Station Eleven by Emily St John Mandel is a sad and terrifying book about the collapse of society from a fast-spreading pandemic - and what remains twenty years later. But it's also a stpry about interconnected lives, the small moments that do and don't define us, and the unknowable.

I've owned this book since December 2018, but I hadn't gotten around to reading it before March 2020. And then I couldn't bring myself to. I wonder, having read it now, what my experience of the pandemic would have been if I had. On one hand, this story explores a total society collapse due to a swift and extremely deadly virus, so much worse than we experienced. So maybe that would have been comforting. But I don't think so. I found the chapters of the collapse extremely stressful, and actually had a pandemic nightmare.
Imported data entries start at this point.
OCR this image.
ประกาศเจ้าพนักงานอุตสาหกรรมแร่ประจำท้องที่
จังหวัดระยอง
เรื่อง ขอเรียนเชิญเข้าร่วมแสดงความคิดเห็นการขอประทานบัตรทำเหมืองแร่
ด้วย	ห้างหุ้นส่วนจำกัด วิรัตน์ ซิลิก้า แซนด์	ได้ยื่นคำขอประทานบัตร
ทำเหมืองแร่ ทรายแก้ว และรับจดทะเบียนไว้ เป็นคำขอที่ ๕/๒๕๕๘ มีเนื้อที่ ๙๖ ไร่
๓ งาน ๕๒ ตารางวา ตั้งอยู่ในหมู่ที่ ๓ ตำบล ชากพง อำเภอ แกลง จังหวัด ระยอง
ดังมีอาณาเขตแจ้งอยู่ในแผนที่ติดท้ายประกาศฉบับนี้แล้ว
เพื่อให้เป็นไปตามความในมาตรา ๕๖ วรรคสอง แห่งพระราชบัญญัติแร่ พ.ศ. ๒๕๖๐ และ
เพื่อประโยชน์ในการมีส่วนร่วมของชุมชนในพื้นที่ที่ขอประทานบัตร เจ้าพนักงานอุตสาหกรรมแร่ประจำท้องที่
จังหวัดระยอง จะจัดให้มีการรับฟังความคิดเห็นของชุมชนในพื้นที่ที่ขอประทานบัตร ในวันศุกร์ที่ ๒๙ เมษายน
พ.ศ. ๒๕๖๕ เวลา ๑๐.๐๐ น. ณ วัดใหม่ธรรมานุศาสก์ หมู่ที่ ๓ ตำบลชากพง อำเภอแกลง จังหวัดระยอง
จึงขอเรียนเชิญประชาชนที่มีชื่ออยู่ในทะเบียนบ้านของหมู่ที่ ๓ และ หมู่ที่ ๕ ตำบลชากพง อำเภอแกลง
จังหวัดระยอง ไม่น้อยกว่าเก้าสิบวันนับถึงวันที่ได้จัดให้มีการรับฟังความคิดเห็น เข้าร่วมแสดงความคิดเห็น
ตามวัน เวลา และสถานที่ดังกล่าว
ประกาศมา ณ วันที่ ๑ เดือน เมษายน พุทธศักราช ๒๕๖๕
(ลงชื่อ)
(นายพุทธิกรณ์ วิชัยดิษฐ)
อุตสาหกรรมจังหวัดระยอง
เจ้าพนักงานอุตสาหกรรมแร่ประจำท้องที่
Mandel does an amazingly vivid job of depicting the range of human reactions to such a virulent outbreak.

Moving away from that, I found this book's exploration of public perception, legacy, physical media, and community fascinating. The Travelling Symphony continues to perform Shakespeare, while Kirsten finds comfort in sci-fi through memories of Star Trek and the comic Station Eleven. There's celebrity magazines, newspapers, and other physical items and media that speak to the world we have. 

I enjoyed how the point-of-view narrators lives circled around each other, although I do wish some connections were made on-page in the "present day". I had particular hopes for two of the characters. 

Too much of this book felt heartbreakingly real in a way I have to give Mandel props for.